Number one on the list is negotiating a favorable lease or preferably buying the building, as this is the main fixed expense and can be a business breaker. Next, make sure you have a unique venue and/or location to ensure barriers to entry. Third is to focus on multiple revenue streams. The Avalon model involves dance nights, concerts, special events and a food offering. Start with these three things, and your chances for long term success have increased exponentially before you’ve even opened the doors
13. Your career started in the ’90s and extended into the EDM boom and beyond. Are there key differences between the ’90s club crowd and the EDM generation? How are the fans and artists different, and the same?
Big differences. In the ’90s, the focus was on the dance floor experience. This was done in extended sets, where DJs like Frankie Knuckles and Louie Vega took the crowd on journey, so to say. Today, it’s two hour “look at me” sets with over-the-top production. Now don’t get me wrong, I think what is going on now in EDM is fantastic; just not what I was brought up on. The first few times I heard David Morales spin in NYC I could never even locate the booth to get a glimpse of him. It wasn’t until I booked him a few years later that I got to put a set with a face.
14. Working in nightlife can be exhausting. How did you maintain the energy required to do what you did?
It can certainly become a 24/7 job, if allow it to be. Two things are a must, the ability to be disciplined with your time, which includes working out. On many occasions I have been talking to someone at 2:00 a.m. and then cut the conversation short so I can head home, having to be up working the next morning by 9:00. The “Steve Leave” has become a trademark of mine over the years. I also adapted boxing as both a diversion and a way to stay healthy. I highly recommend it, just not the getting hit in the head part.
15. What’s the best U.S. city for clubbing, and why? What does New York have that LA doesn’t, and vice versa? And what’s your take on Vegas?
You really can’t beat New York City. There are just so many talented, creative people there in nightlife — like Suzanne Bartsch, the House of Yes crew, Rocca Ancarola, Richie Romero and others who really know the business. Of course, this all depends on the type of nightlife you are looking for. Certainly, L.A. has the Insomniac team leading the world-class EDM scene there, and the Hollywood Group and their venues are fantastic. Vegas is a tough one. I love the world class talent, over the top venues but not so much the pricing and lack of what I’d call soul. In nightlife, money can’t buy everything.
16. In this post-covid world, what functions do nightclubs serve? Will these spaces ever be as carefree as they once were?
I think when the smoke from the pandemic clears by the end of this year, nightclubs are going to have a resurgence not seen in a while as people put a premium on social interaction and connecting. We’re also in for a reckoning with the amount of debt younger people have incurred. That, combined with high interest rates and inflation mean that club goers aren’t going to have the money to support the high prices charged in places like Vegas. So, not only do I think nightclubs will be as carefree as they once were, but more so.
17. What’s your favorite place to listen to and experience dance music?
Avalon Hollywood. The lighting and sound systems from John Lyons are still the best there is after over twenty years.
18. What’s the best business decision you’ve ever made?
Sometimes the best decisions are those when you decide not to do something.

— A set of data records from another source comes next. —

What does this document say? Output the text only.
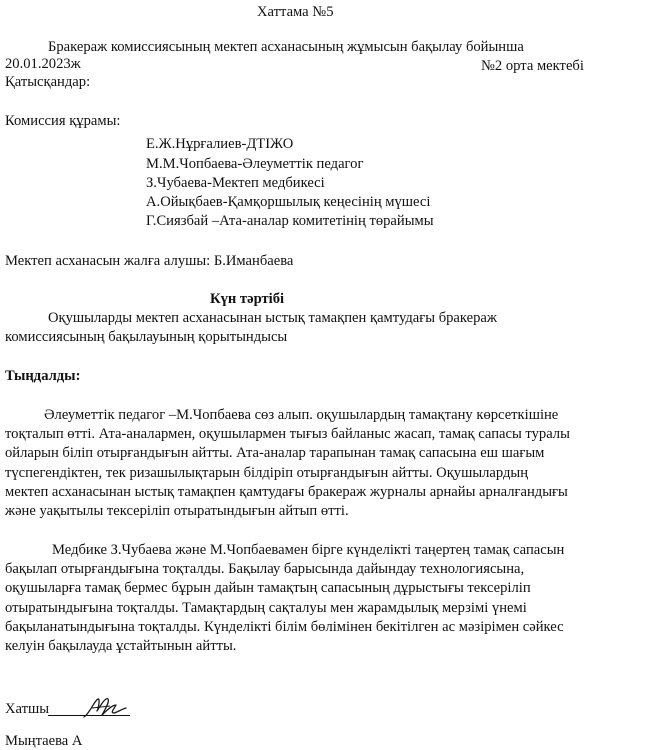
Хаттама №5
Бракераж комиссиясының мектеп асханасының жұмысын бақылау бойынша
20.01.2023ж	№2 орта мектебі
Қатысқандар:
Комиссия құрамы:
Е.Ж.Нұрғалиев-ДТІЖО
М.М.Чопбаева-Әлеуметтік педагог
З.Чубаева-Мектеп медбикесі
А.Ойықбаев-Қамқоршылық кеңесінің мүшесі
Г.Сиязбай –Ата-аналар комитетінің төрайымы
Мектеп асханасын жалға алушы: Б.Иманбаева
Күн тәртібі
Оқушыларды мектеп асханасынан ыстық тамақпен қамтудағы бракераж
комиссиясының бақылауының қорытындысы
Тыңдалды:
Әлеуметтік педагог –М.Чопбаева сөз алып. оқушылардың тамақтану көрсеткішіне
тоқталып өтті. Ата-аналармен, оқушылармен тығыз байланыс жасап, тамақ сапасы туралы
ойларын біліп отырғандығын айтты. Ата-аналар тарапынан тамақ сапасына еш шағым
түспегендіктен, тек ризашылықтарын білдіріп отырғандығын айтты. Оқушылардың
мектеп асханасынан ыстық тамақпен қамтудағы бракераж журналы арнайы арналғандығы
және уақытылы тексеріліп отыратындығын айтып өтті.
Медбике З.Чубаева және М.Чопбаевамен бірге күнделікті таңертең тамақ сапасын
бақылап отырғандығына тоқталды. Бақылау барысында дайындау технологиясына,
оқушыларға тамақ бермес бұрын дайын тамақтың сапасының дұрыстығы тексеріліп
отыратындығына тоқталды. Тамақтардың сақталуы мен жарамдылық мерзімі үнемі
бақыланатындығына тоқталды. Күнделікті білім бөлімінен бекітілген ас мәзірімен сәйкес
келуін бақылауда ұстайтынын айтты.
Хатшы
Мыңтаева А
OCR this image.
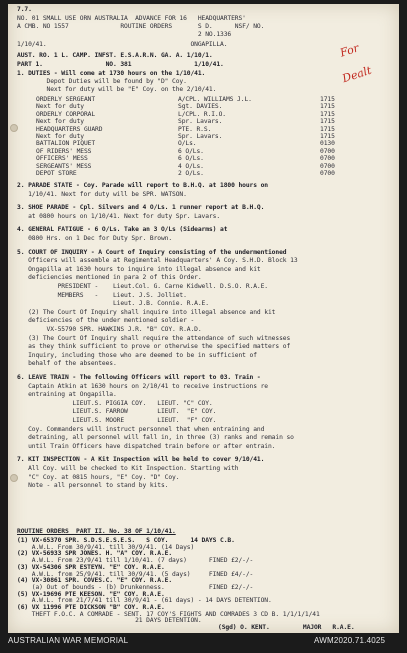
7.7.
NO. 01 SMALL USE ORN AUSTRALIA  ADVANCE FOR 16   HEADQUARTERS'
A CMB. NO 1557              ROUTINE ORDERS       S D.      NSF/ NO.
2 NO.1336
1/10/41.                                       ONGAPILLA.
AUST. RO. 1 L. CAMP. INFST. E.S.A.R.N. GA. A. 1/10/1.
PART 1.                 NO. 381                 1/10/41.
1. DUTIES - Will come at 1730 hours on the 1/10/41.
Depot Duties will be found by "D" Coy.
Next for duty will be "E" Coy. on the 2/10/41.
ROUTINE ORDERS  PART II. No. 38 OF 1/10/41.
(Sgd) O. KENT.         MAJOR   R.A.E.
For
Dealt
ORDERLY SERGEANT	A/CPL. WILLIAMS J.L.	1715
Next for duty	Sgt. DAVIES.	1715
ORDERLY CORPORAL	L/CPL. R.I.O.	1715
Next for duty	Spr. Lavars.	1715
HEADQUARTERS GUARD	PTE. R.S.	1715
Next for duty	Spr. Lavars.	1715
BATTALION PIQUET	O/Ls.	0130
OF RIDERS' MESS	6 O/Ls.	0700
OFFICERS' MESS	6 O/Ls.	0700
SERGEANTS' MESS	4 O/Ls.	0700
DEPOT STORE	2 O/Ls.	0700
2. PARADE STATE - Coy. Parade will report to B.H.Q. at 1800 hours on
1/10/41. Next for duty will be SPR. WATSON.
3. SHOE PARADE - Cpl. Silvers and 4 O/Ls. 1 runner report at B.H.Q.
at 0800 hours on 1/10/41. Next for duty Spr. Lavars.
4. GENERAL FATIGUE - 6 O/Ls. Take an 3 O/Ls (Sidearms) at
0800 Hrs. on 1 Dec for Duty Spr. Brown.
5. COURT OF INQUIRY - A Court of Inquiry consisting of the undermentioned
Officers will assemble at Regimental Headquarters' A Coy. S.H.D. Block 13
Ongapilla at 1630 hours to inquire into illegal absence and kit
deficiencies mentioned in para 2 of this Order.
PRESIDENT -    Lieut.Col. G. Carne Kidwell. D.S.O. R.A.E.
MEMBERS   -    Lieut. J.S. Jolliet.
Lieut. J.B. Connie. R.A.E.
(2) The Court Of Inquiry shall inquire into illegal absence and kit
deficiencies of the under mentioned soldier -
VX-55790 SPR. HAWKINS J.R. "B" COY. R.A.D.
(3) The Court Of Inquiry shall require the attendance of such witnesses
as they think sufficient to prove or otherwise the specified matters of
Inquiry, including those who are deemed to be in sufficient of
behalf of the absentees.
6. LEAVE TRAIN - The following Officers will report to 03. Train -
Captain Atkin at 1630 hours on 2/10/41 to receive instructions re
entraining at Ongapilla.
LIEUT.S. PIGGIA COY.   LIEUT. "C" COY.
LIEUT.S. FARROW        LIEUT.  "E" COY.
LIEUT.S. MOORE         LIEUT.  "F" COY.
Coy. Commanders will instruct personnel that when entraining and
detraining, all personnel will fall in, in three (3) ranks and remain so
until Train Officers have dispatched train before or after entrain.
7. KIT INSPECTION - A Kit Inspection will be held to cover 9/10/41.
All Coy. will be checked to Kit Inspection. Starting with
"C" Coy. at 0815 hours, "E" Coy. "D" Coy.
Note - all personnel to stand by kits.
(1) VX-65370 SPR. S.D.S.E.S.E.S.   S COY.      14 DAYS C.B.
A.W.L. From 30/9/41. till 30/9/41. (14 Days)
(2) VX-56933 SPR JONES. H. "A" COY. R.A.E.
A.W.L. From 23/9/41 till 1/10/41. (7 days)      FINED £2/-/-
(3) VX-54306 SPR ESTEYN. "E" COY. R.A.E.
A.W.L. from 25/9/41. till 30/9/41. (5 days)     FINED £4/-/-
(4) VX-30861 SPR. COVES.C. "E" COY. R.A.E.
(a) Out of bounds - (b) Drunkenness.            FINED £2/-/-
(5) VX-19696 PTE KEESON. "E" COY. R.A.E.
A.W.L. from 21/7/41 till 30/9/41 - (61 days) - 14 DAYS DETENTION.
(6) VX 11996 PTE DICKSON "B" COY. R.A.E.
THEFT F.O.C. A COMRADE - SENT. 17 COY'S FIGHTS AND COMRADES 3 CD B. 1/1/1/1/41
21 DAYS DETENTION.
AUSTRALIAN WAR MEMORIAL	AWM2020.71.4025
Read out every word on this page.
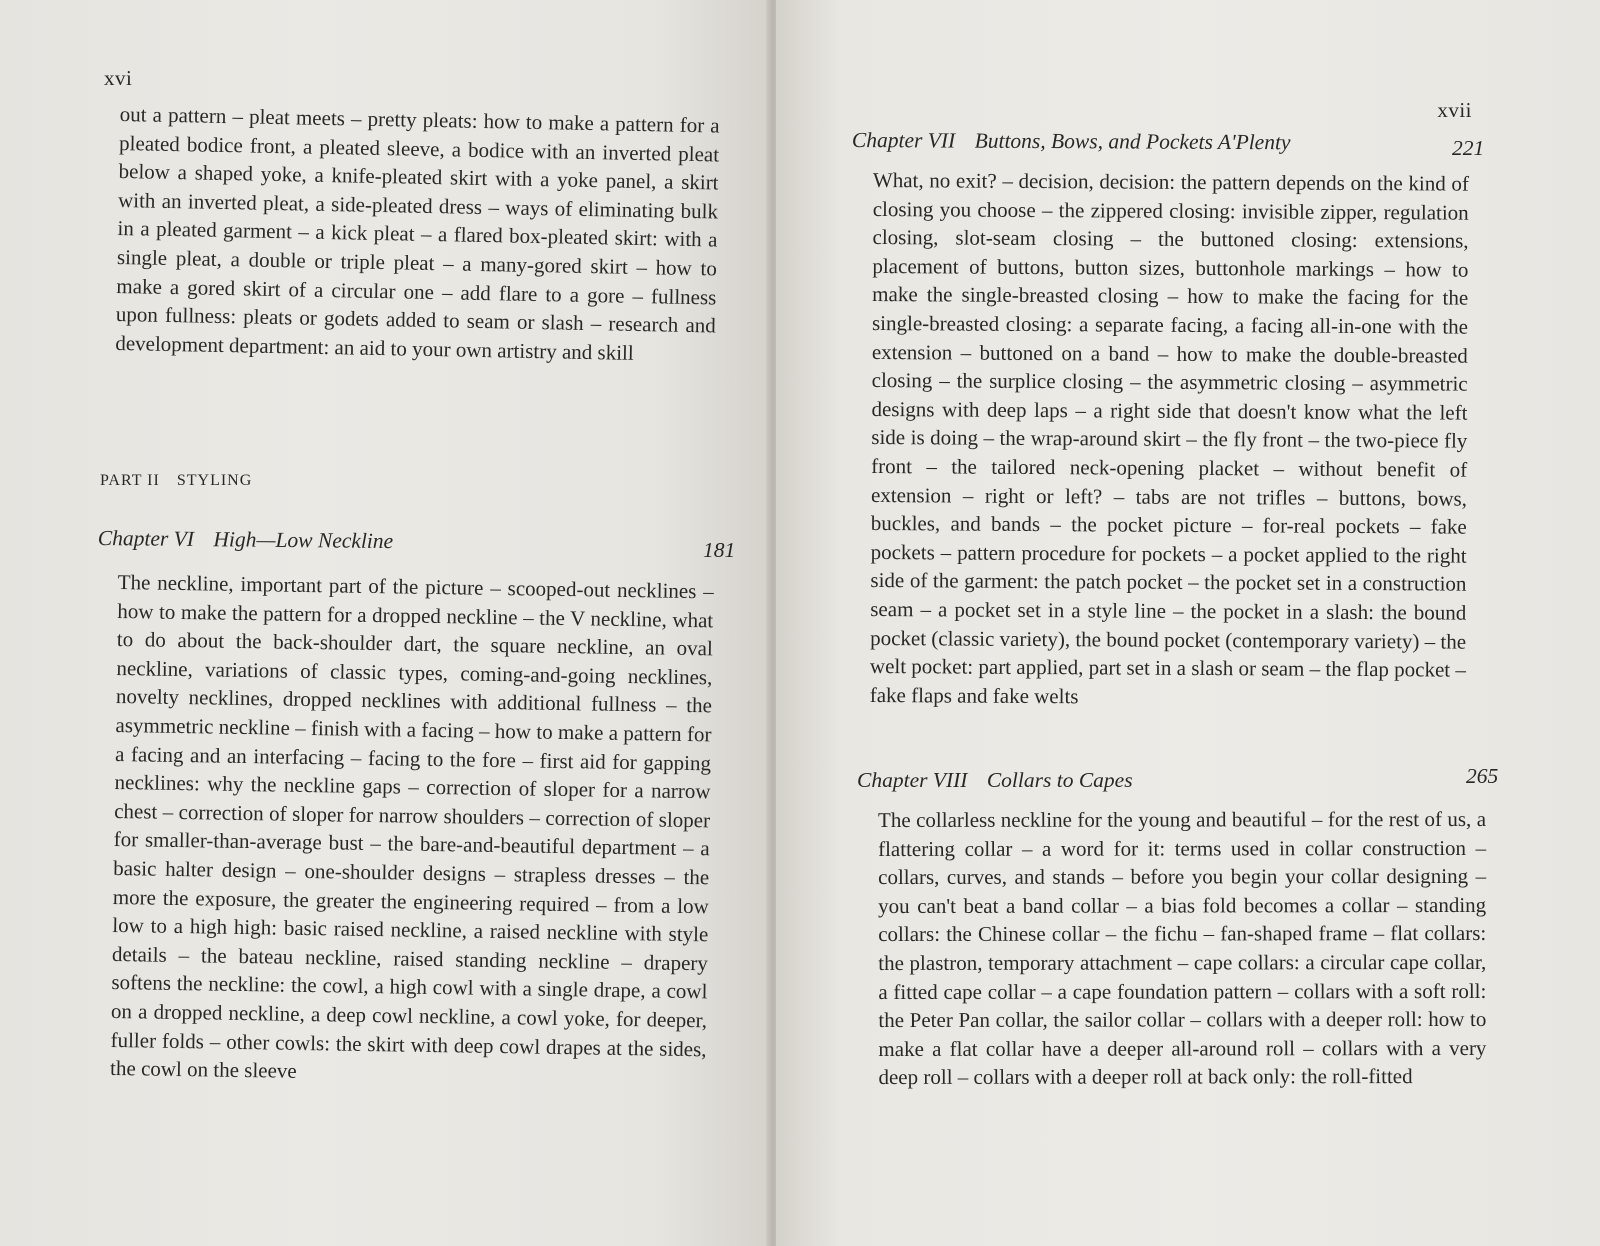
xvi
out a pattern – pleat meets – pretty pleats: how to make a pattern for a pleated bodice front, a pleated sleeve, a bodice with an inverted pleat below a shaped yoke, a knife-pleated skirt with a yoke panel, a skirt with an inverted pleat, a side-pleated dress – ways of eliminating bulk in a pleated garment – a kick pleat – a flared box-pleated skirt: with a single pleat, a double or triple pleat – a many-gored skirt – how to make a gored skirt of a circular one – add flare to a gore – fullness upon fullness: pleats or godets added to seam or slash – research and development department: an aid to your own artistry and skill
PART II STYLING
Chapter VI High—Low Neckline	181
The neckline, important part of the picture – scooped-out necklines – how to make the pattern for a dropped neckline – the V neckline, what to do about the back-shoulder dart, the square neckline, an oval neckline, variations of classic types, coming-and-going necklines, novelty necklines, dropped necklines with additional fullness – the asymmetric neckline – finish with a facing – how to make a pattern for a facing and an interfacing – facing to the fore – first aid for gapping necklines: why the neckline gaps – correction of sloper for a narrow chest – correction of sloper for narrow shoulders – correction of sloper for smaller-than-average bust – the bare-and-beautiful department – a basic halter design – one-shoulder designs – strapless dresses – the more the exposure, the greater the engineering required – from a low low to a high high: basic raised neckline, a raised neckline with style details – the bateau neckline, raised standing neckline – drapery softens the neckline: the cowl, a high cowl with a single drape, a cowl on a dropped neckline, a deep cowl neckline, a cowl yoke, for deeper, fuller folds – other cowls: the skirt with deep cowl drapes at the sides, the cowl on the sleeve
xvii
Chapter VII Buttons, Bows, and Pockets A'Plenty	221
What, no exit? – decision, decision: the pattern depends on the kind of closing you choose – the zippered closing: invisible zipper, regulation closing, slot-seam closing – the buttoned closing: extensions, placement of buttons, button sizes, buttonhole markings – how to make the single-breasted closing – how to make the facing for the single-breasted closing: a separate facing, a facing all-in-one with the extension – buttoned on a band – how to make the double-breasted closing – the surplice closing – the asymmetric closing – asymmetric designs with deep laps – a right side that doesn't know what the left side is doing – the wrap-around skirt – the fly front – the two-piece fly front – the tailored neck-opening placket – without benefit of extension – right or left? – tabs are not trifles – buttons, bows, buckles, and bands – the pocket picture – for-real pockets – fake pockets – pattern procedure for pockets – a pocket applied to the right side of the garment: the patch pocket – the pocket set in a construction seam – a pocket set in a style line – the pocket in a slash: the bound pocket (classic variety), the bound pocket (contemporary variety) – the welt pocket: part applied, part set in a slash or seam – the flap pocket – fake flaps and fake welts
Chapter VIII Collars to Capes	265
The collarless neckline for the young and beautiful – for the rest of us, a flattering collar – a word for it: terms used in collar construction – collars, curves, and stands – before you begin your collar designing – you can't beat a band collar – a bias fold becomes a collar – standing collars: the Chinese collar – the fichu – fan-shaped frame – flat collars: the plastron, temporary attachment – cape collars: a circular cape collar, a fitted cape collar – a cape foundation pattern – collars with a soft roll: the Peter Pan collar, the sailor collar – collars with a deeper roll: how to make a flat collar have a deeper all-around roll – collars with a very deep roll – collars with a deeper roll at back only: the roll-fitted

I’ve turned down opportunities over the years, and in almost [all] cases, I’m glad I did.
19. Who was your greatest mentor, and what was the best advice they gave you?
I learned a lot from Peter Gatien and experience, equally. Peter told me, “Never build a nightclub under 2,000 capacity, so when you become successful you won’t limit your success.” Experience taught me that in the end, life is about those who love and care about you, not work.
20. One piece of advice you’d give to your younger self?
Be careful what you’re chasing — because when you catch it, the running better have been worth it.